C’est ainsi qu’un beau soir glacial de janvier, nous arrivâmes, ma femme et moi, aux portes du Wat Pah Nanachat, "le monastère international de la forêt", dans la province d’Ubon Rachathani.
A peine arrivés, nous nous sentons plongés dans un monde de tranquillité et de paix. Tout est calme. Calme, mais non point silencieux. La nature en effet emplit le lieu de ses chants et de ses cris: au-dessus de nos têtes, des arbres gigantesques, dont le froissement continu des feuilles murmure sous les caresses du vent, le craquement des branches qui dodelinent d’un côté puis de l’autre, les grincements très particuliers des gros bambous qui s’entrechoquent ressemblant si étrangement aux grincements des cales de bateaux, les piaillements et autres appels pressants de quelques oiseaux tropicaux, et bien sûr, les assourdissantes stridulations de milliers de cigales, montant crescendo jusqu’à l’arrêt net, si mystérieusement simultané. Avec un tel tumulte de la jungle, d’où vient ce sentiment de calme qui se dégage du lieu? Je remarque que nul bruit de moteur, de sonnerie de téléphone, de radio, de télévision, ou autre alarme antivol ne vient profaner l'espace; seuls quelques coups de gongs, profonds et résonnants, nous rappellent la présence des hommes...
Il y a dans l’enceinte du monastère quelques bâtiments en dur, et l’on distingue, en profondeur, derrière les arbres, quelques kuti de bois sur pilotis, ces cellules individuelles des bonzes, disséminées un peu partout dans la forêt.  (voir photos).

A peine nos sacs posés, nous apprenons que depuis longtemps déjà le monastère ne sert plus de centre de formation, et qu’il ne fonctionne plus dorénavant que comme un simple monastère. Tant pis pour moi, ce ne sera pas encore cette fois que j’apprendrai la méditation! Mais que vais-je donc faire maintenant de ce séjour? La réponse est claire; je vais vivre tout simplement la vie d’un pha khao, comme on appelle ici les quelques laïcs, ou "temple boys", tout vêtus de blanc, qui vivent au monastère et participent à son fonctionnement au jour le jour.  Soit, ce n’est pas vraiment ce que j'avais prévu, mais l’aventure m’intéresse.
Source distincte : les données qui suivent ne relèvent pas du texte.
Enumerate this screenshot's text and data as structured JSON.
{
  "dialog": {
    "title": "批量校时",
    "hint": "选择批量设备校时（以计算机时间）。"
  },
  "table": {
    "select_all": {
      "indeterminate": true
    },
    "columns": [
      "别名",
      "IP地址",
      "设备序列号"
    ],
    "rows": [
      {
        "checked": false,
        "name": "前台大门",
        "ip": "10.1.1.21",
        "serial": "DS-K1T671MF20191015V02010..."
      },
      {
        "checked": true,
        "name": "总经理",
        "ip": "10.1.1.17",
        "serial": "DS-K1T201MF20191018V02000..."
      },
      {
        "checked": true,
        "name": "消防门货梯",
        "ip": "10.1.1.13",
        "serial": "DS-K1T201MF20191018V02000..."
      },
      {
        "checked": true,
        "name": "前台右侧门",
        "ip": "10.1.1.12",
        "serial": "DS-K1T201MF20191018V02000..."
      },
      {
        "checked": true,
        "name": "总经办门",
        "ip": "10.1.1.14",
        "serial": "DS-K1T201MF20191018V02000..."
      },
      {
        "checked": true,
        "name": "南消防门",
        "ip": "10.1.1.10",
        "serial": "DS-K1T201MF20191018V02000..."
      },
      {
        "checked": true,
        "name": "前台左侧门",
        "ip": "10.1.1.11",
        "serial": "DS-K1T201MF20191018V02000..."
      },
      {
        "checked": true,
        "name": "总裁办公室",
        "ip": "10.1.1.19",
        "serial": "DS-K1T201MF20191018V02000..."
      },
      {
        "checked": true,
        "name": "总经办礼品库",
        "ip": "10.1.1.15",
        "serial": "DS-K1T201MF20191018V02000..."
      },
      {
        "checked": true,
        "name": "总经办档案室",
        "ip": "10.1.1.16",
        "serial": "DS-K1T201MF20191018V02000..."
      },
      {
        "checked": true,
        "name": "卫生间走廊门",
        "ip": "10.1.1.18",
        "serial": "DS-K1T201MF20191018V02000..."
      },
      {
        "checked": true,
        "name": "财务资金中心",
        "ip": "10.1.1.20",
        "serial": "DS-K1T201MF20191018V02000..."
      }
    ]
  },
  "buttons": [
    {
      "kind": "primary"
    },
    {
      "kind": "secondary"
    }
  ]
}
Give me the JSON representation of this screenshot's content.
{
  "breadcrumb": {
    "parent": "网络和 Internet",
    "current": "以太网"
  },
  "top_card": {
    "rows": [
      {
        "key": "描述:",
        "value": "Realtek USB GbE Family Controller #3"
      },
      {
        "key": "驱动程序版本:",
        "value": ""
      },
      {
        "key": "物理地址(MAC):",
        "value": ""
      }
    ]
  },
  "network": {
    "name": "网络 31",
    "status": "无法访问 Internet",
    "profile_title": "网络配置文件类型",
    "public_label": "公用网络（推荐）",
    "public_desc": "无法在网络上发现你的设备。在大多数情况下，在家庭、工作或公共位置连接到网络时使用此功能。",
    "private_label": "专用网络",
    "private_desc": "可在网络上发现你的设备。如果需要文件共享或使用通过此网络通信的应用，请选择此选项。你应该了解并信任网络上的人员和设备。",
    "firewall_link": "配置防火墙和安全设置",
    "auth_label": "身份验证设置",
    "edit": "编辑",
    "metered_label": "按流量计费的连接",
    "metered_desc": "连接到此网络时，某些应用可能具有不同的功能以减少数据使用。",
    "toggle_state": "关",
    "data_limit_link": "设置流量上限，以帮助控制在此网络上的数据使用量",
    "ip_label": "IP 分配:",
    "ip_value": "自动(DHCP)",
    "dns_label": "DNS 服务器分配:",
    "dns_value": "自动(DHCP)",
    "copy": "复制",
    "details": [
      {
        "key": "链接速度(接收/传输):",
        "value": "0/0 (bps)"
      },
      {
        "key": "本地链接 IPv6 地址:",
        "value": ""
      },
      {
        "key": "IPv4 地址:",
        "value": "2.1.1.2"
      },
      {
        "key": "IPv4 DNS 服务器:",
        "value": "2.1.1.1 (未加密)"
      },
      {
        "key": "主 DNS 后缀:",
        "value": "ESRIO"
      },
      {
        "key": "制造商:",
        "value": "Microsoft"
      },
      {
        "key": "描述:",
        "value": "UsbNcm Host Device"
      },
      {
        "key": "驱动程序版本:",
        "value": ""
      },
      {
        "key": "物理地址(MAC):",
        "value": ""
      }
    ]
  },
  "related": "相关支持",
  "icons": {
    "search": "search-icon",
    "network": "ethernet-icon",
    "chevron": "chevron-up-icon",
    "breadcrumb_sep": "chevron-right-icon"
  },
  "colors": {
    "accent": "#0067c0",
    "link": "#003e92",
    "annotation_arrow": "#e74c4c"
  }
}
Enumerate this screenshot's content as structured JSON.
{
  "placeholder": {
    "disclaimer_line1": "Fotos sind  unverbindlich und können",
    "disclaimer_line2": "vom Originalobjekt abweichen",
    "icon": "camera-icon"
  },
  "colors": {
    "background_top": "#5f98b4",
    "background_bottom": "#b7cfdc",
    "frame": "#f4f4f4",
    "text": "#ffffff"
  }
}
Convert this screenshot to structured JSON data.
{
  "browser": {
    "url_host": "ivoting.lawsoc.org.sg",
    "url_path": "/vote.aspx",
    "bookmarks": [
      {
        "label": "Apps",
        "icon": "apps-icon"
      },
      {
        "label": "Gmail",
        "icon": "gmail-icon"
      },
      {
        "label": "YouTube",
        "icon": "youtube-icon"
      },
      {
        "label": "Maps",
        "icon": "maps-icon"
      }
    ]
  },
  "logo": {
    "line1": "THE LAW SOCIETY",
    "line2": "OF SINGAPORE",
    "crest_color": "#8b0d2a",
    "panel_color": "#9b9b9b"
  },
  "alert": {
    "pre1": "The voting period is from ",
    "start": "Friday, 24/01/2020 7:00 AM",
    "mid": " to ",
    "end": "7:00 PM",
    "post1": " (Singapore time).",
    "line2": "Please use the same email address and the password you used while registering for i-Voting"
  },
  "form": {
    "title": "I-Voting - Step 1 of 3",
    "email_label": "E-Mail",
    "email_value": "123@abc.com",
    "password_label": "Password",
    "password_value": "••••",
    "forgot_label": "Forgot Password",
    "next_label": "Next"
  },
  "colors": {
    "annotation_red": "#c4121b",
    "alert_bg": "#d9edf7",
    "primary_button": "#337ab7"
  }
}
C’est l’heure de nous séparer. Ma femme est emmenée vers le quartier des femmes, et je ne la reverrai plus qu’à la fin de notre retraite. Quant à moi, deux jeunes frères lao-américains très sympas me mènent au "dortoir" des hommes: il s’agit en vérité d’une simple terrasse de bois, au-dessus des cuisines du monastère; sorte de plate-forme ouverte à tous les vents mais protégée d’un toit. Les nattes, à même le sol, sont couvertes de feuilles mortes qui ne cessent de tomber des grands arbres surplombant la "chambre". Sur ma natte, une simple couverture et un petit coussin qui fait office d’oreiller: voilà, c’est la literie. Point d’armoire, mais un fil tendu entre deux poteaux pour y pendre les vêtements. À vrai dire, ce côté spartiate me plaît bien; même si je me demande déjà comment je vais dormir, dehors par ce froid glacial… de toute façon je n’ai pas le temps de m’inquiéter, puisqu’on me demande vite de rejoindre la sala principale pour une cérémonie en l’honneur d’une délégation de bonzes sri-lankais de passage. C’est donc à toute allure que je me déshabille pour enfiler ma tenue de pha khao: une simple tunique blanche, de coton très fin, sans col, et sa culotte assortie. 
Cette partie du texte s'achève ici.